IPL to be probed on sweat equity, other violations
In what seems to be an onslaught by regulators on the IPL, the Ministry of Corporate Affairs (MoCA) is set to examine whether team owners have violated Company Law provisions in issuing sweat equity to their shareholders.india Updated: Apr 22, 2010 00:10 IST
In what seems to be an onslaught by regulators on the IPL, the Ministry of Corporate Affairs (MoCA) is set to examine whether team owners have violated Company Law provisions in issuing sweat equity to their shareholders. ‘Sweat’ equity is given as an advance incentive and typically turns into tradeable shares after a lock-in period.
While the Finance Ministry has sprung into action on questions surrounding taxation and other aspects, the regional directors under MoCA will look at the entire gamut of financial dealings between team owning entities and shareholders.
The ministry has asked the Registrar of Companies (RoC), which maintains and monitors corporate records, to come out with a
detailed report on shareholder agreements, memoranda of association, incorporation documents and other mandatory filings
that disclose company information. A key issue is specific information concerning sweat equity.
“The fact is that the IPL is regulated by only the Law of Contract. The details that are emerging show that many provisions of the Companies Act may have been violated. There isn't even clarity on how the bidding was conducted,” said one source on condition of anonymity. However, corporate affairs minister Salman Khurshid said the drill was “part of the normal routine” that RoC follows for all companies. “It is more like homework. I would not jump the gun. Let us not assume there has been any violation at this point,” Khurshid said. He added that if any irregularities were found, there would be action.
Under stringent Indian Company Law, all unlisted companies can issue sweat equity, but they need to clearly outline reasons for it, the names of the persons to whom the equity is being issued and the person’s relationship with the company.
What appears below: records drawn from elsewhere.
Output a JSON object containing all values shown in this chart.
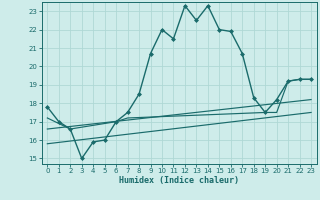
{
  "title": "",
  "xlabel": "Humidex (Indice chaleur)",
  "background_color": "#ceecea",
  "grid_color": "#afd8d5",
  "line_color": "#1a6b6b",
  "xlim": [
    -0.5,
    23.5
  ],
  "ylim": [
    14.7,
    23.5
  ],
  "yticks": [
    15,
    16,
    17,
    18,
    19,
    20,
    21,
    22,
    23
  ],
  "xticks": [
    0,
    1,
    2,
    3,
    4,
    5,
    6,
    7,
    8,
    9,
    10,
    11,
    12,
    13,
    14,
    15,
    16,
    17,
    18,
    19,
    20,
    21,
    22,
    23
  ],
  "series": [
    {
      "x": [
        0,
        1,
        2,
        3,
        4,
        5,
        6,
        7,
        8,
        9,
        10,
        11,
        12,
        13,
        14,
        15,
        16,
        17,
        18,
        19,
        20,
        21,
        22,
        23
      ],
      "y": [
        17.8,
        17.0,
        16.6,
        15.0,
        15.9,
        16.0,
        17.0,
        17.5,
        18.5,
        20.7,
        22.0,
        21.5,
        23.3,
        22.5,
        23.3,
        22.0,
        21.9,
        20.7,
        18.3,
        17.5,
        18.2,
        19.2,
        19.3,
        19.3
      ],
      "marker": "D",
      "markersize": 2.0,
      "linewidth": 1.0
    },
    {
      "x": [
        0,
        2,
        6,
        7,
        19,
        20,
        21,
        22,
        23
      ],
      "y": [
        17.2,
        16.6,
        17.0,
        17.2,
        17.5,
        17.5,
        19.2,
        19.3,
        19.3
      ],
      "marker": null,
      "markersize": 0,
      "linewidth": 0.85
    },
    {
      "x": [
        0,
        23
      ],
      "y": [
        16.6,
        18.2
      ],
      "marker": null,
      "markersize": 0,
      "linewidth": 0.85
    },
    {
      "x": [
        0,
        23
      ],
      "y": [
        15.8,
        17.5
      ],
      "marker": null,
      "markersize": 0,
      "linewidth": 0.85
    }
  ]
}
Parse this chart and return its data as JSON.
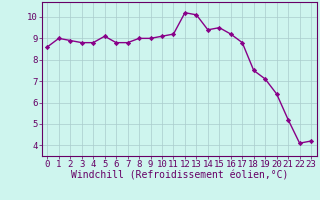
{
  "x": [
    0,
    1,
    2,
    3,
    4,
    5,
    6,
    7,
    8,
    9,
    10,
    11,
    12,
    13,
    14,
    15,
    16,
    17,
    18,
    19,
    20,
    21,
    22,
    23
  ],
  "y": [
    8.6,
    9.0,
    8.9,
    8.8,
    8.8,
    9.1,
    8.8,
    8.8,
    9.0,
    9.0,
    9.1,
    9.2,
    10.2,
    10.1,
    9.4,
    9.5,
    9.2,
    8.8,
    7.5,
    7.1,
    6.4,
    5.2,
    4.1,
    4.2
  ],
  "line_color": "#880088",
  "marker": "D",
  "marker_size": 2.2,
  "bg_color": "#cef5ee",
  "grid_color": "#aacccc",
  "xlabel": "Windchill (Refroidissement éolien,°C)",
  "xlim": [
    -0.5,
    23.5
  ],
  "ylim": [
    3.5,
    10.7
  ],
  "yticks": [
    4,
    5,
    6,
    7,
    8,
    9,
    10
  ],
  "xticks": [
    0,
    1,
    2,
    3,
    4,
    5,
    6,
    7,
    8,
    9,
    10,
    11,
    12,
    13,
    14,
    15,
    16,
    17,
    18,
    19,
    20,
    21,
    22,
    23
  ],
  "tick_color": "#660066",
  "axis_color": "#660066",
  "font_size": 6.5,
  "xlabel_fontsize": 7.0,
  "linewidth": 1.0
}
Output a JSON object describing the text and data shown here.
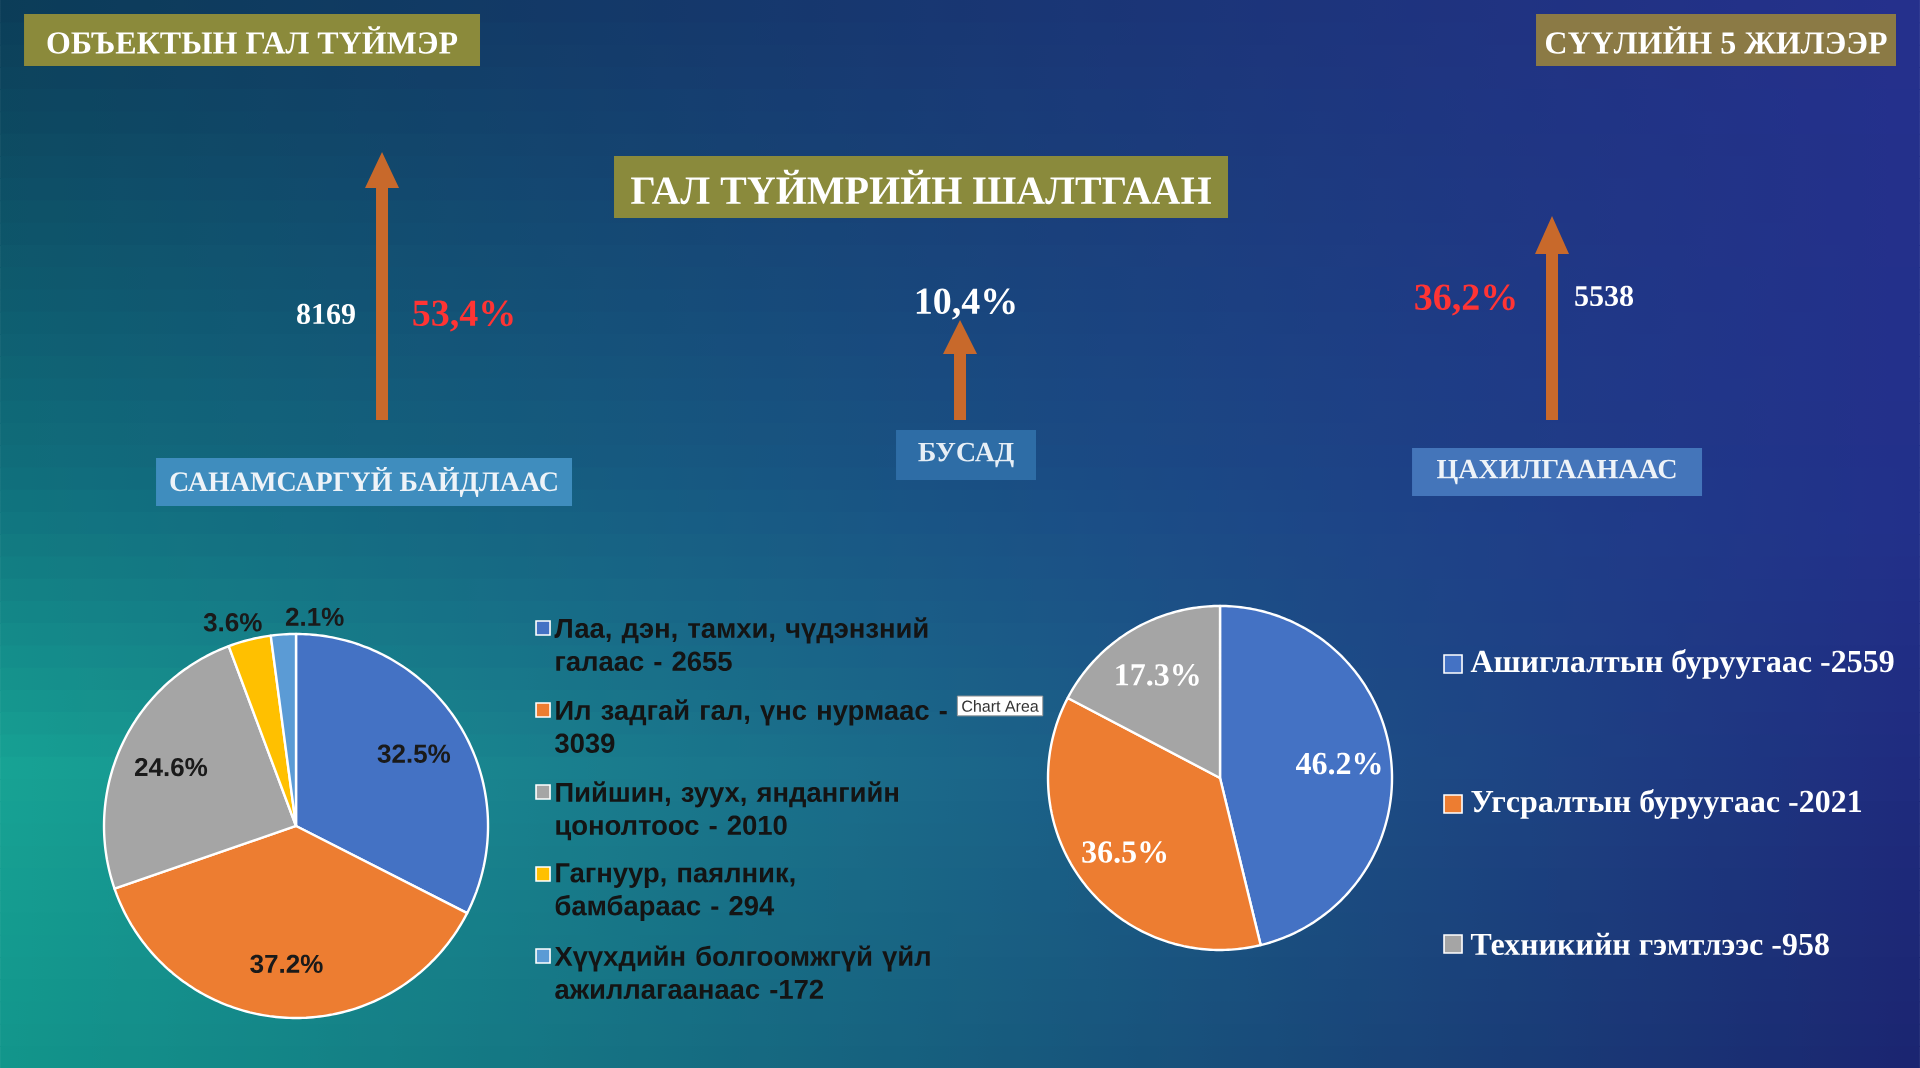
{
  "chart_data": [
    {
      "type": "other",
      "title": "ГАЛ ТҮЙМРИЙН ШАЛТГААН",
      "annotations": [
        "ОБЪЕКТЫН ГАЛ ТҮЙМЭР",
        "СҮҮЛИЙН 5 ЖИЛЭЭР",
        "10,4%",
        "БУСАД"
      ]
    },
    {
      "type": "pie",
      "title": "САНАМСАРГҮЙ БАЙДЛААС",
      "categories": [
        "Лаа, дэн, тамхи, чүдэнзний галаас - 2655",
        "Ил задгай гал, үнс нурмаас - 3039",
        "Пийшин, зуух, яндангийн цонолтоос - 2010",
        "Гагнуур, паялник, бамбараас - 294",
        "Хүүхдийн болгоомжгүй үйл ажиллагаанаас -172"
      ],
      "values": [
        32.5,
        37.2,
        24.6,
        3.6,
        2.1
      ],
      "value_labels": [
        "32.5%",
        "37.2%",
        "24.6%",
        "3.6%",
        "2.1%"
      ],
      "colors": [
        "#4472c4",
        "#ed7d31",
        "#a5a5a5",
        "#ffc000",
        "#5b9bd5"
      ],
      "legend": "right",
      "annotations": [
        "8169",
        "53,4%",
        "Chart Area"
      ]
    },
    {
      "type": "pie",
      "title": "ЦАХИЛГААНААС",
      "categories": [
        "Ашиглалтын буруугаас -2559",
        "Угсралтын буруугаас -2021",
        "Техникийн гэмтлээс -958"
      ],
      "values": [
        46.2,
        36.5,
        17.3
      ],
      "value_labels": [
        "46.2%",
        "36.5%",
        "17.3%"
      ],
      "colors": [
        "#4472c4",
        "#ed7d31",
        "#a5a5a5"
      ],
      "legend": "right",
      "annotations": [
        "36,2%",
        "5538"
      ]
    }
  ]
}
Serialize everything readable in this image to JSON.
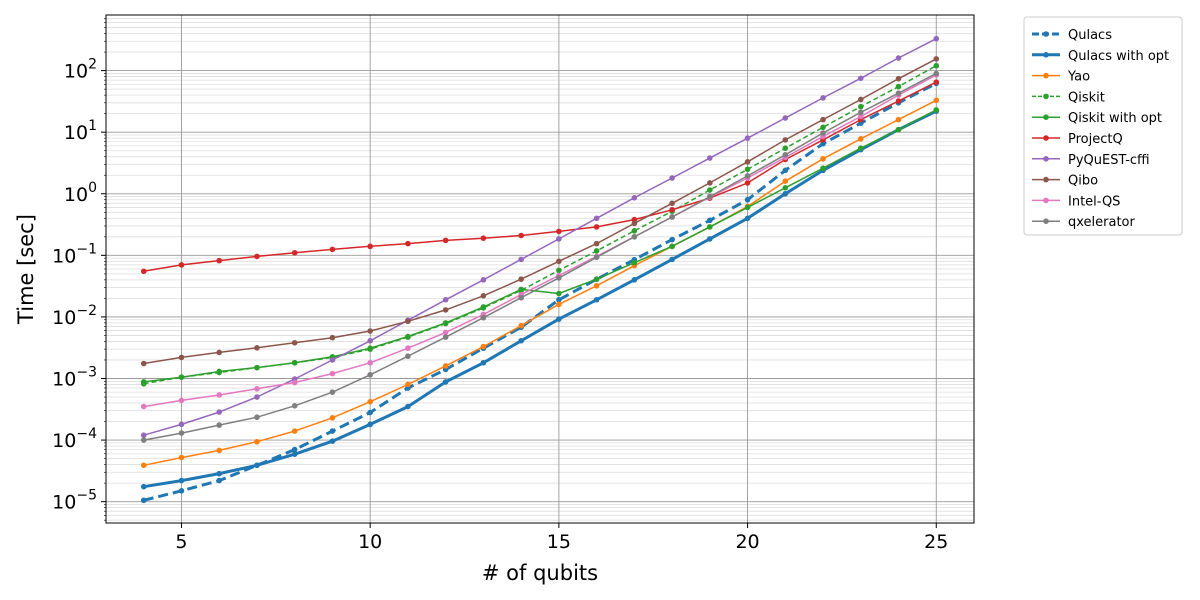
{
  "chart_data": {
    "type": "line",
    "xlabel": "# of qubits",
    "ylabel": "Time [sec]",
    "xlim": [
      3.0,
      26.0
    ],
    "ylim": [
      4.5e-06,
      800
    ],
    "yscale": "log",
    "grid": true,
    "legend_position": "outside-right",
    "xticks": [
      5,
      10,
      15,
      20,
      25
    ],
    "yticks": [
      {
        "value": 1e-05,
        "base": "10",
        "exp": "−5"
      },
      {
        "value": 0.0001,
        "base": "10",
        "exp": "−4"
      },
      {
        "value": 0.001,
        "base": "10",
        "exp": "−3"
      },
      {
        "value": 0.01,
        "base": "10",
        "exp": "−2"
      },
      {
        "value": 0.1,
        "base": "10",
        "exp": "−1"
      },
      {
        "value": 1,
        "base": "10",
        "exp": "0"
      },
      {
        "value": 10,
        "base": "10",
        "exp": "1"
      },
      {
        "value": 100,
        "base": "10",
        "exp": "2"
      }
    ],
    "x": [
      4,
      5,
      6,
      7,
      8,
      9,
      10,
      11,
      12,
      13,
      14,
      15,
      16,
      17,
      18,
      19,
      20,
      21,
      22,
      23,
      24,
      25
    ],
    "series": [
      {
        "name": "Qulacs",
        "color": "#1f77b4",
        "dashed": true,
        "width": 3,
        "values": [
          1.05e-05,
          1.5e-05,
          2.2e-05,
          3.9e-05,
          7e-05,
          0.00014,
          0.00028,
          0.0007,
          0.0014,
          0.0031,
          0.0068,
          0.019,
          0.041,
          0.085,
          0.18,
          0.37,
          0.8,
          2.4,
          6.5,
          14,
          30,
          62
        ]
      },
      {
        "name": "Qulacs with opt",
        "color": "#1f77b4",
        "dashed": false,
        "width": 3,
        "values": [
          1.75e-05,
          2.2e-05,
          2.85e-05,
          3.9e-05,
          5.9e-05,
          9.6e-05,
          0.00018,
          0.00035,
          0.00088,
          0.0018,
          0.0041,
          0.0092,
          0.019,
          0.04,
          0.086,
          0.185,
          0.4,
          1.0,
          2.4,
          5.2,
          11,
          22
        ]
      },
      {
        "name": "Yao",
        "color": "#ff7f0e",
        "dashed": false,
        "width": 1.5,
        "values": [
          3.9e-05,
          5.2e-05,
          6.8e-05,
          9.4e-05,
          0.00014,
          0.00023,
          0.00042,
          0.0008,
          0.0016,
          0.0033,
          0.0072,
          0.016,
          0.032,
          0.068,
          0.14,
          0.29,
          0.62,
          1.6,
          3.7,
          7.8,
          16,
          33
        ]
      },
      {
        "name": "Qiskit",
        "color": "#2ca02c",
        "dashed": true,
        "width": 1.5,
        "values": [
          0.00082,
          0.00105,
          0.00125,
          0.0015,
          0.0018,
          0.0022,
          0.003,
          0.0047,
          0.0078,
          0.014,
          0.027,
          0.057,
          0.118,
          0.25,
          0.52,
          1.15,
          2.5,
          5.5,
          12,
          26,
          55,
          120
        ]
      },
      {
        "name": "Qiskit with opt",
        "color": "#2ca02c",
        "dashed": false,
        "width": 1.5,
        "values": [
          0.00088,
          0.00105,
          0.0013,
          0.0015,
          0.0018,
          0.00225,
          0.0031,
          0.0048,
          0.008,
          0.0145,
          0.028,
          0.024,
          0.041,
          0.076,
          0.14,
          0.29,
          0.6,
          1.25,
          2.6,
          5.5,
          11,
          23
        ]
      },
      {
        "name": "ProjectQ",
        "color": "#d62728",
        "dashed": false,
        "width": 1.5,
        "values": [
          0.055,
          0.07,
          0.082,
          0.096,
          0.11,
          0.125,
          0.14,
          0.155,
          0.175,
          0.19,
          0.21,
          0.245,
          0.29,
          0.38,
          0.55,
          0.85,
          1.5,
          3.6,
          7.5,
          16,
          32,
          65
        ]
      },
      {
        "name": "PyQuEST-cffi",
        "color": "#9467bd",
        "dashed": false,
        "width": 1.5,
        "values": [
          0.00012,
          0.00018,
          0.000285,
          0.0005,
          0.00098,
          0.002,
          0.0041,
          0.0088,
          0.019,
          0.04,
          0.086,
          0.185,
          0.4,
          0.86,
          1.8,
          3.8,
          8.0,
          17,
          36,
          75,
          160,
          330
        ]
      },
      {
        "name": "Qibo",
        "color": "#8c564b",
        "dashed": false,
        "width": 1.5,
        "values": [
          0.00175,
          0.0022,
          0.00265,
          0.00315,
          0.0038,
          0.0046,
          0.0059,
          0.0085,
          0.013,
          0.022,
          0.041,
          0.08,
          0.155,
          0.33,
          0.7,
          1.5,
          3.3,
          7.5,
          16,
          34,
          74,
          155
        ]
      },
      {
        "name": "Intel-QS",
        "color": "#e377c2",
        "dashed": false,
        "width": 1.5,
        "values": [
          0.00035,
          0.00044,
          0.00054,
          0.00068,
          0.00086,
          0.0012,
          0.0018,
          0.0031,
          0.0056,
          0.011,
          0.023,
          0.047,
          0.096,
          0.2,
          0.42,
          0.88,
          1.8,
          3.9,
          8.5,
          18,
          40,
          85
        ]
      },
      {
        "name": "qxelerator",
        "color": "#7f7f7f",
        "dashed": false,
        "width": 1.5,
        "values": [
          0.0001,
          0.00013,
          0.000175,
          0.000235,
          0.00036,
          0.0006,
          0.00115,
          0.0023,
          0.0047,
          0.0097,
          0.0205,
          0.043,
          0.093,
          0.2,
          0.42,
          0.9,
          1.95,
          4.3,
          9.7,
          21,
          43,
          90
        ]
      }
    ]
  }
}
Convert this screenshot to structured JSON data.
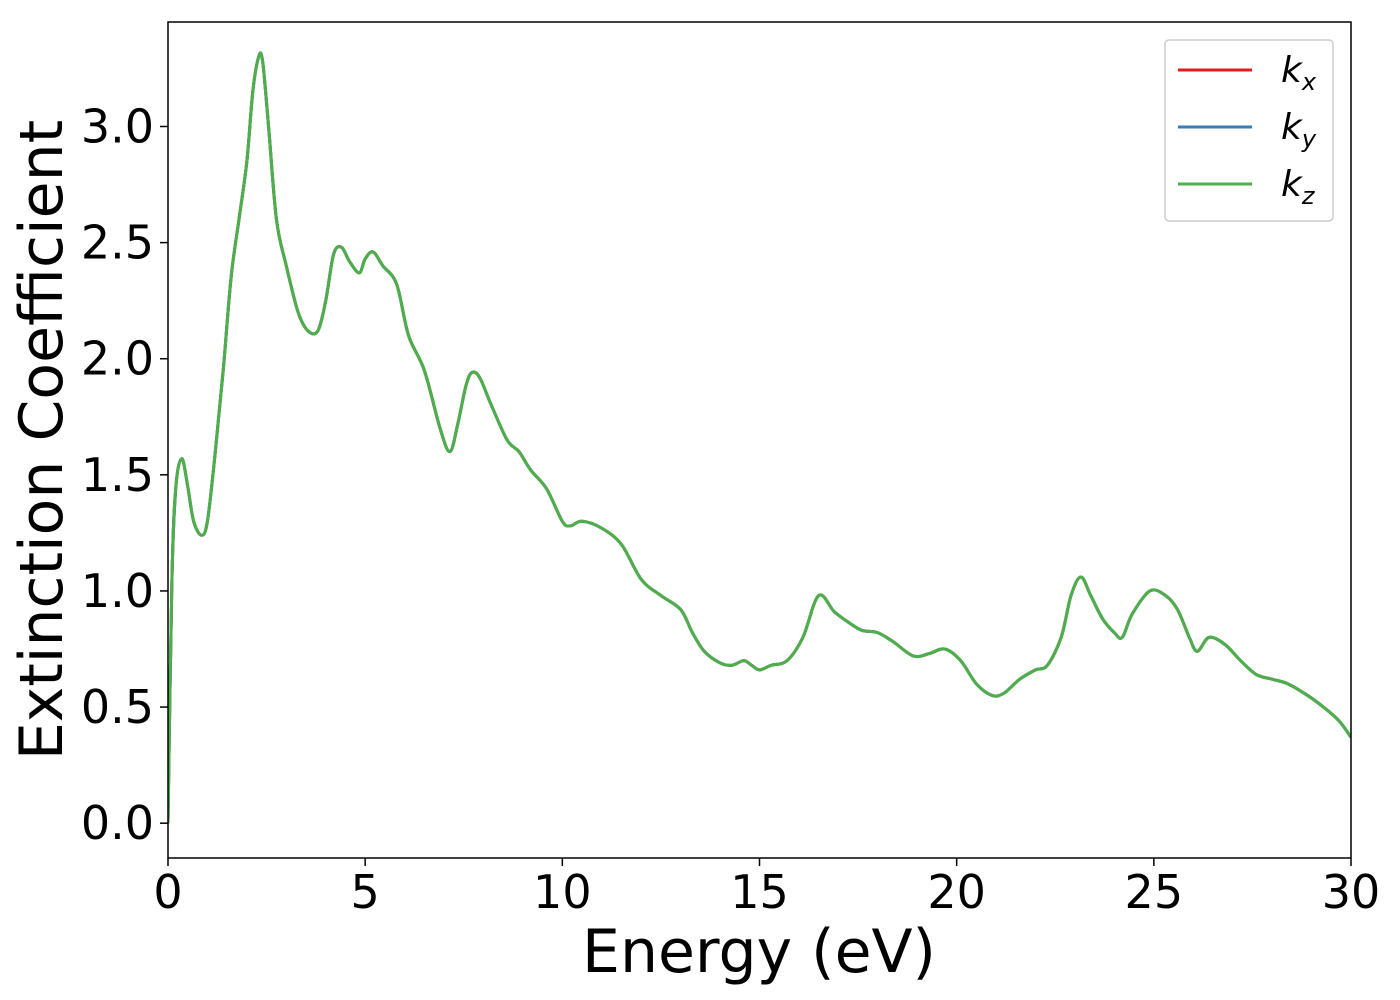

In addition, unlisted companies require an independent ‘valuer’ to determine the price at which sweat equity is issued and
sweat equity shares for more than 15% of total paid up equity share capital in a year or shares of the value of Rs 5 crore, whichever is higher, cannot be given except with the prior approval of the Central Government. The company also has to give a statement to the effect that it shall conform to the accounting policies specified by the Centre.